Performance and structure of single-mode bosonic codes
NASA Astrophysics Data System (ADS)
Albert, Victor V.; Noh, Kyungjoo; Duivenvoorden, Kasper; Young, Dylan J.; Brierley, R. T.; Reinhold, Philip; Vuillot, Christophe; Li, Linshu; Shen, Chao; Girvin, S. M.; Terhal, Barbara M.; Jiang, Liang
2018-03-01
The early Gottesman, Kitaev, and Preskill (GKP) proposal for encoding a qubit in an oscillator has recently been followed by cat- and binomial-code proposals. Numerically optimized codes have also been proposed, and we introduce codes of this type here. These codes have yet to be compared using the same error model; we provide such a comparison by determining the entanglement fidelity of all codes with respect to the bosonic pure-loss channel (i.e., photon loss) after the optimal recovery operation. We then compare achievable communication rates of the combined encoding-error-recovery channel by calculating the channel's hashing bound for each code.

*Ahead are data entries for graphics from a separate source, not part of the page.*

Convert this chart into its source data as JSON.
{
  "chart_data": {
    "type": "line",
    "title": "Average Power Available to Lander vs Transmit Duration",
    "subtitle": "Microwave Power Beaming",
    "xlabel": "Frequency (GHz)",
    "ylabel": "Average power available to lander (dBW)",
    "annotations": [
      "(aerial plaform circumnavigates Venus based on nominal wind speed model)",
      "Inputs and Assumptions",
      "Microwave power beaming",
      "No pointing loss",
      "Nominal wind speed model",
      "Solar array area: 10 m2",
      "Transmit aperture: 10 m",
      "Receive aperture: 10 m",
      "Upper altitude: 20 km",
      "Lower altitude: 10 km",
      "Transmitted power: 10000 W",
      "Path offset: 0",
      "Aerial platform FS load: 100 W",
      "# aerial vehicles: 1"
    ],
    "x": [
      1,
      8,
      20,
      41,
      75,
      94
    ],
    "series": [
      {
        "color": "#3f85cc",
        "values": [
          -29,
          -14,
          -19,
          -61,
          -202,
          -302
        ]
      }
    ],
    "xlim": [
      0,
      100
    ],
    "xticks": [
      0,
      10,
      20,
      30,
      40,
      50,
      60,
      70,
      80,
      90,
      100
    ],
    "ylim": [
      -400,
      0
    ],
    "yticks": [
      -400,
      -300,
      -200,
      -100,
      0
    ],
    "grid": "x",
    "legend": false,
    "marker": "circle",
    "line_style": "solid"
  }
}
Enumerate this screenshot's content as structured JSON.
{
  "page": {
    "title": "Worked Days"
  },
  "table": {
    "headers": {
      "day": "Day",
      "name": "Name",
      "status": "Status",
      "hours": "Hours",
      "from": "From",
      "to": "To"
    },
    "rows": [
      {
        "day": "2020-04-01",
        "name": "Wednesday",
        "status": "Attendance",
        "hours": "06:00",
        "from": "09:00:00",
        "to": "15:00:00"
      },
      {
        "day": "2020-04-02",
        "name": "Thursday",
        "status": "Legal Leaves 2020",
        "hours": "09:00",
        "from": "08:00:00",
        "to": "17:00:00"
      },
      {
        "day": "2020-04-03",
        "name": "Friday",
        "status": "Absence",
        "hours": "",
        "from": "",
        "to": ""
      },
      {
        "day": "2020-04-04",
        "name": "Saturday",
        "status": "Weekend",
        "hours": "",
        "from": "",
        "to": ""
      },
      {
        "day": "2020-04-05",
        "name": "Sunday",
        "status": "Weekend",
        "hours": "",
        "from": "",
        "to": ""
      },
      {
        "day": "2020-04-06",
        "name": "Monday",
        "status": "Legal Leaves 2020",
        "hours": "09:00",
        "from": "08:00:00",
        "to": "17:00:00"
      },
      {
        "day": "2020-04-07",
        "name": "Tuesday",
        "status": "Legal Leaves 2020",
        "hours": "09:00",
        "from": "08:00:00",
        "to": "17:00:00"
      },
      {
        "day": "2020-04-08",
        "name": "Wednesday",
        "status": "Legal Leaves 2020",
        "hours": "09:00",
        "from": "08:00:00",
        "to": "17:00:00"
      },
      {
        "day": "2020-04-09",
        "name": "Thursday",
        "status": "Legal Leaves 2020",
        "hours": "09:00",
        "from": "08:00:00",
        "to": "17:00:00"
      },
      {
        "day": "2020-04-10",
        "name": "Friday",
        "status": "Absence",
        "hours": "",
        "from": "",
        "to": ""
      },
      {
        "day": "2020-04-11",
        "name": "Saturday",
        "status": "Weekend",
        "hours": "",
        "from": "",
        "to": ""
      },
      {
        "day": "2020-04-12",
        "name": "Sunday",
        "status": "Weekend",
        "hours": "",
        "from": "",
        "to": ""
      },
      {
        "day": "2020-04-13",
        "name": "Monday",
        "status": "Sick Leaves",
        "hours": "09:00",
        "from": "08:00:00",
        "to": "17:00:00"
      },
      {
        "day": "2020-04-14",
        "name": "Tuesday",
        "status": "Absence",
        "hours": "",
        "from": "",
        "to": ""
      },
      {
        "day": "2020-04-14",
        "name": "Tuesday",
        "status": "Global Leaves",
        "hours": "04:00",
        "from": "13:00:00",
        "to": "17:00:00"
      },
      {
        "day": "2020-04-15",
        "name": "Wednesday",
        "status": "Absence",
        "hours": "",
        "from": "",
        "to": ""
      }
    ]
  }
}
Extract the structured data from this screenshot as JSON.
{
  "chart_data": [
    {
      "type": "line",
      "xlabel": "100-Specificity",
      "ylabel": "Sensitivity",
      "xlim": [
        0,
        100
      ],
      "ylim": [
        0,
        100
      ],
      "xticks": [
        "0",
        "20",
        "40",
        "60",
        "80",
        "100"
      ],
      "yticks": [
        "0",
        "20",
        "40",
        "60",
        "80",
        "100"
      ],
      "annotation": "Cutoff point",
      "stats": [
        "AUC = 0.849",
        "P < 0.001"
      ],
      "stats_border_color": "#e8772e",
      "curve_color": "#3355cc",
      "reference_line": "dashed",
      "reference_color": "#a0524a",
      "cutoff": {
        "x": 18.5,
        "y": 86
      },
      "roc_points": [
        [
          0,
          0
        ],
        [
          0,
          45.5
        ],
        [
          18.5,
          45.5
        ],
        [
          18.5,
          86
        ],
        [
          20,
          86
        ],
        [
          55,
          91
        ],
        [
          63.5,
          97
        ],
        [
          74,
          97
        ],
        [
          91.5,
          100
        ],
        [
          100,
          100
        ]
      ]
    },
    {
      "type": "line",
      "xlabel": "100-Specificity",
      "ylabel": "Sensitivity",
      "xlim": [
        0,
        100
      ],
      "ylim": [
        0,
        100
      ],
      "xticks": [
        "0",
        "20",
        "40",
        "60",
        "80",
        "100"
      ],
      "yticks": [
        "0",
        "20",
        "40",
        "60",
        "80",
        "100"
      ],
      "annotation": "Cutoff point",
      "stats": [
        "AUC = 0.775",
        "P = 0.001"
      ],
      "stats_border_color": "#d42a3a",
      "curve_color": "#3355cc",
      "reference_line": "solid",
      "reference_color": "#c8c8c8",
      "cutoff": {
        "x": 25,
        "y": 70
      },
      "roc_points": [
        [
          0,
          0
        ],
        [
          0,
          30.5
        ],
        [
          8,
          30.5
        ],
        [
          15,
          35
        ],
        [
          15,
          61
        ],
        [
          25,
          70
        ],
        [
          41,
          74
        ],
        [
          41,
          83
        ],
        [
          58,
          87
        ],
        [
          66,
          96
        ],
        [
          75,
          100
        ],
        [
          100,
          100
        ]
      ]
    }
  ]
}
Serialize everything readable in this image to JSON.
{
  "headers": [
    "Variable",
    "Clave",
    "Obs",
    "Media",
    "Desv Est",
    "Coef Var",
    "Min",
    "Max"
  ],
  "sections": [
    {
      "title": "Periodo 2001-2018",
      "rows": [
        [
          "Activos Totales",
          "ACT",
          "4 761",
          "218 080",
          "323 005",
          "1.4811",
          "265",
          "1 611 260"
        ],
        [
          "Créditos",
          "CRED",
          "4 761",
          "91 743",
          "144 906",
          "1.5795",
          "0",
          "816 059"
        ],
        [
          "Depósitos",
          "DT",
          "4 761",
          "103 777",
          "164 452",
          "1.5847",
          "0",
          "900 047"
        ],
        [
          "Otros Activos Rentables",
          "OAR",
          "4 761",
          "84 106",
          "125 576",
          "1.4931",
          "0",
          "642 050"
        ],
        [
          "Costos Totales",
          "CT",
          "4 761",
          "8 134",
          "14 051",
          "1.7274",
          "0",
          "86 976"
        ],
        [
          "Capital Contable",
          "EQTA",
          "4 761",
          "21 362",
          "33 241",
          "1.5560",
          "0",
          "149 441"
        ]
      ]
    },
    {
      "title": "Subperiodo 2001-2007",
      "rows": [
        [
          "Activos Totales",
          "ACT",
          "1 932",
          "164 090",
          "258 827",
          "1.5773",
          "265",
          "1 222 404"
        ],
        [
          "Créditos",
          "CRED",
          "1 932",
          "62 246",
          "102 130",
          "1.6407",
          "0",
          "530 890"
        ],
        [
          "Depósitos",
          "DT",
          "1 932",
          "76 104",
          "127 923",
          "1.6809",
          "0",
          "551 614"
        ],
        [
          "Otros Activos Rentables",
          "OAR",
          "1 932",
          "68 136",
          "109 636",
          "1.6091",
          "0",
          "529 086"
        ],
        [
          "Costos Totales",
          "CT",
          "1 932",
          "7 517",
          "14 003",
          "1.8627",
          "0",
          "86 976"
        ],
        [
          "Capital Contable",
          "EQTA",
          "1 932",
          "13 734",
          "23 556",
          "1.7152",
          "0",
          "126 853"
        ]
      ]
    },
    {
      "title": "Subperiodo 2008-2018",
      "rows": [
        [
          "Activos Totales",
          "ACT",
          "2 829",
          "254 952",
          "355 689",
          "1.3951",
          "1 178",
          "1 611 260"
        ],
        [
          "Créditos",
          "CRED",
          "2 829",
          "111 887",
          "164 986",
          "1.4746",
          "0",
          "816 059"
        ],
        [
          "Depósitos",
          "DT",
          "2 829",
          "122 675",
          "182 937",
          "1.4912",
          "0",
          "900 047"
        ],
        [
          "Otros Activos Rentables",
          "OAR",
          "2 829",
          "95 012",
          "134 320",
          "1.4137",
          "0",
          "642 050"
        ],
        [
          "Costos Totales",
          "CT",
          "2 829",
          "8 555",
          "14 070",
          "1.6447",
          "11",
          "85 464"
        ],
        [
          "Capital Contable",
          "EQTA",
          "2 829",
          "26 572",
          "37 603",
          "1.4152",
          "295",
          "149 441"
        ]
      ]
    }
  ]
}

Cat and binomial codes perform similarly, with binomial codes outperforming cat codes at small loss rates. Despite not being designed to protect against the pure-loss channel, GKP codes significantly outperform all other codes for most values of the loss rate. We show that the performance of GKP and some binomial codes increases monotonically with increasing average photon number of the codes. In order to corroborate our numerical evidence of the cat-binomial-GKP order of performance occurring at small loss rates, we analytically evaluate the quantum error-correction conditions of those codes. For GKP codes, we find an essential singularity in the entanglement fidelity in the limit of vanishing loss rate. In addition to comparing the codes, we draw parallels between binomial codes and discrete-variable systems. First, we characterize one- and two-mode binomial as well as multiqubit permutation-invariant codes in terms of spin-coherent states. Such a characterization allows us to introduce check operators and error-correction procedures for binomial codes. Second, we introduce a generalization of spin-coherent states, extending our characterization to qudit binomial codes and yielding a multiqudit code.